Page:Oeuvres de Camille Desmoulins - Tome 1.djvu/111

Cette page n’a pas encore été corrigée
— 105 —


la marche funèbre des Vingt-Deux. Danton voulait les sauver ; mais, impuissant à cette œuvre magnanime, il s'était enfui désespéré. Au comité de sûreté générale, Bazire cachait leur dossier, je devrais dire dans son cœur ; cœur amolli, efféminé, si l'on veut, mon Dieu ! mais bon toujours, et noble par moments, un cœur d'où avaient jailli, à la Convention, quelques-uns de ces mots frappés à l'antique, que l'histoire recueille et que le temps n'efface pas. Dévouement inutile ! Les Jacobins se saisirent du dossier ; et, presque tous les jours, une députation du club venait réclamer les victimes comme leurs. Les Girondins furent livrés.
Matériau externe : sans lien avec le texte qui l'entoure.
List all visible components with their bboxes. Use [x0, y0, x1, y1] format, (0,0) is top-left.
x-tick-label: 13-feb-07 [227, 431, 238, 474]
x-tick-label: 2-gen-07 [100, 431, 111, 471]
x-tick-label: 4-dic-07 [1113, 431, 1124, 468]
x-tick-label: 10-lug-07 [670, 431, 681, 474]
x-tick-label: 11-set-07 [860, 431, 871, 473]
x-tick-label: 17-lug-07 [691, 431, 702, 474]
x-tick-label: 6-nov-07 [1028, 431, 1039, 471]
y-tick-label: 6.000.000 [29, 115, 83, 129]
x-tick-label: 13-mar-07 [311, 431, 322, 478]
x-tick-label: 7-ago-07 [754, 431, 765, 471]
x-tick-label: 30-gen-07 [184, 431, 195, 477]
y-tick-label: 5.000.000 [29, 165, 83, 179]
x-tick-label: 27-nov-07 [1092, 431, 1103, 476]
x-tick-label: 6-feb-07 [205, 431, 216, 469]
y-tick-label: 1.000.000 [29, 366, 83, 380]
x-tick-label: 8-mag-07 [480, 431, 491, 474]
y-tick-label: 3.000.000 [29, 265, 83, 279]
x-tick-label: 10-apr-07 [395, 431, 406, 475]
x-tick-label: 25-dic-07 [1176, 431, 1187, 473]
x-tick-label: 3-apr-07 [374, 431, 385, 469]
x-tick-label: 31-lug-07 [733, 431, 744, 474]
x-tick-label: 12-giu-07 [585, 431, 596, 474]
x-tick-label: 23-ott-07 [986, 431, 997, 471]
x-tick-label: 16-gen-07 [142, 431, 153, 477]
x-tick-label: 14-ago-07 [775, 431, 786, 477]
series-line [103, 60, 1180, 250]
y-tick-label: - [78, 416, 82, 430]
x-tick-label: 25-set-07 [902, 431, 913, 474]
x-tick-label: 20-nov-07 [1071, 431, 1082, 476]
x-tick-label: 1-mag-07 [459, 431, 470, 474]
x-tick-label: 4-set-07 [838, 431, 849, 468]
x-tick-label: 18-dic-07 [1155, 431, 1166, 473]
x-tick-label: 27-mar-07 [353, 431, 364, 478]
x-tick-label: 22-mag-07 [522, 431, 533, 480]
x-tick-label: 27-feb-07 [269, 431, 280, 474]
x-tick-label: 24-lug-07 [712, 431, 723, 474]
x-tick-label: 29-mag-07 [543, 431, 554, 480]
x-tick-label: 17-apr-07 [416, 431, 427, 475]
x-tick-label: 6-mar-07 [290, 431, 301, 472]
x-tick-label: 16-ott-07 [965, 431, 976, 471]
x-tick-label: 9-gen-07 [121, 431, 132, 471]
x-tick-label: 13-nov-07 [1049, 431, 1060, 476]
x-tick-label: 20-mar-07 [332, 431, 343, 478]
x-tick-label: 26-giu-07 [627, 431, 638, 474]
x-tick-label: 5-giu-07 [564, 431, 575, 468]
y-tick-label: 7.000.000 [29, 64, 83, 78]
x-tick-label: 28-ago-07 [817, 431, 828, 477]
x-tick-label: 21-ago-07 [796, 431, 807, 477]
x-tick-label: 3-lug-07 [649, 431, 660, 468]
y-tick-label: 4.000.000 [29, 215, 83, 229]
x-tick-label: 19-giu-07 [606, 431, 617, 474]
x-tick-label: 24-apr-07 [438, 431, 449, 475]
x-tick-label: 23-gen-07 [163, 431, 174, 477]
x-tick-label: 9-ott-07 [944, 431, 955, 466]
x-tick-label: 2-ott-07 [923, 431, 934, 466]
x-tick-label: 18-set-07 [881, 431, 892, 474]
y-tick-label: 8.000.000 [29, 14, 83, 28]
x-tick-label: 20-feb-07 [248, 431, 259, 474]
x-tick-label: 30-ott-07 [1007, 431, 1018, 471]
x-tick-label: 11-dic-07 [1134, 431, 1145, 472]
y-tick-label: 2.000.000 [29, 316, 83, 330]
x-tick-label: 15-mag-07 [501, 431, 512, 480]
Camille suivit leur procès. Il y manifestait, avec une imprudence courageuse, ses vœux pour leur salut. Il était dans l'auditoire quand le jury rapporta l'arrêt de condamnation : « Ah ! malheureux ! s'écria-t-il, c'est mon Histoire des Brissotins qui les tue ! Ils meurent républicains ! » — Un juré, Vilatte, a raconté que « Camille voulait s'en aller et qu'il ne pouvait sortir » La foule était si pressée qu'il lui fallut rester là, comme pour expier en public, par la douleur et le remords, la faute de son libelle peu loyal. Il pleurait comme un enfant ; mais il est des pages de la vie que toutes les larmes du corps ne lavent point.